Republican National Convention To Make A Strong Case Against Clinton
Republican National Convention To Make A Strong Case Against Clinton
The Trump Campaign said that the Republican National Convention would make a strong case to the American public against presumptive Democratic presidential candidate Hillary Clinton as to how her policies and that of President Barack Obama have made US unsafe.

Cleveland: The Republican National Convention would make a strong case to the American public against presumptive Democratic presidential candidate Hillary Clinton as to how her policies and that of President Barack Obama have made US unsafe, the Trump Campaign said on Monday.

Speakers after speakers at the Cleveland Convention, "would talk about the failures of the Obama-Clinton administration and setting up the issues in each of the relevant blocks that we're stressing tonight," Trump Campaign Manager Paul Manafort said.

"Making America safe, has to pieces to it. It -- focuses on certainly the international peace that, you know, is the point of the campaign...the points the campaign is making relate to certainly the rise of terrorism, -- the dysfunctionality in the Middle East, a lack of leadership presented by the Obama and Clinton administration around the world and the consequences of that weak or failed leadership," Manafort said.

"We will be stressing, in the course of the week, an indictment of Hillary Clinton as the ultimate establishment candidate. In a year of change Donald Trump clearly represents the change candidate and our opposition is that Hillary Clinton not only is the establishment candidate, but she's the epitome of the establishment," Manafort said giving a preview of the convention.
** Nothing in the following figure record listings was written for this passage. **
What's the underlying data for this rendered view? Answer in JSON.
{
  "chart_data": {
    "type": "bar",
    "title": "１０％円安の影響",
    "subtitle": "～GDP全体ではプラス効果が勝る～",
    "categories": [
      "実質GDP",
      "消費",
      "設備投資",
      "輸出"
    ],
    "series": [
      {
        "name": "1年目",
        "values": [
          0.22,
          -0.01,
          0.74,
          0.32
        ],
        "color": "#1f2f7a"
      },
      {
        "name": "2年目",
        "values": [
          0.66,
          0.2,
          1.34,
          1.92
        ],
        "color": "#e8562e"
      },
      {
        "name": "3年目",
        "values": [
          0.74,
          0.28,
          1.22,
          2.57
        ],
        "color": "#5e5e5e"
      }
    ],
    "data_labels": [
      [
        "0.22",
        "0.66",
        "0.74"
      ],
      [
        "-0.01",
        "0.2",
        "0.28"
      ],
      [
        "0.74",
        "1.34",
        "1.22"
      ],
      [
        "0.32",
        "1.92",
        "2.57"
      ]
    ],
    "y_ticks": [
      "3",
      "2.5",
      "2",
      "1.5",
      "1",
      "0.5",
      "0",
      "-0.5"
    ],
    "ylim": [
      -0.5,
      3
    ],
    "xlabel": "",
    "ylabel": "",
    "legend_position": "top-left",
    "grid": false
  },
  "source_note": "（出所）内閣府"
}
"Her 25 years in public service going back to the 1990s all the problems that she is campaigning against are problems that came on her watch and with her involvement and we find it ironic that the things that she says are broken that she wants to fix are usually things that broke down during the last eight years during her term of foreign policy standpoint and during the eight years of the Obama-Biden administration," Manafort said.

He said the talking issues were of her character, of her failed leadership, of her personal issues whereby she has put personal interest above political interest or has used levers of power as secretary of state to advance interest of the Clinton Foundation or other certain donors of hers.

All this will be discussed during the course of the week "because all of them, we believe, relate to talking about how the system is not working," Manafort said.

Meanwhile, the Clinton Campaign and the Democratic National Committee lashed out at Trump, saying that America deserves better than him.

"Americans deserve better than Trump and (Mike) Pence's shared support of torture, Trump's ban on Muslims, his disregard for the threat of nuclear weapons, his secret plan to destroy ISIS that he won't tell anybody, his praise of dictators and his abandonment of our allies like NATO," said the DNC Chairwoman Debbie Wasserman Schultz at a news conference.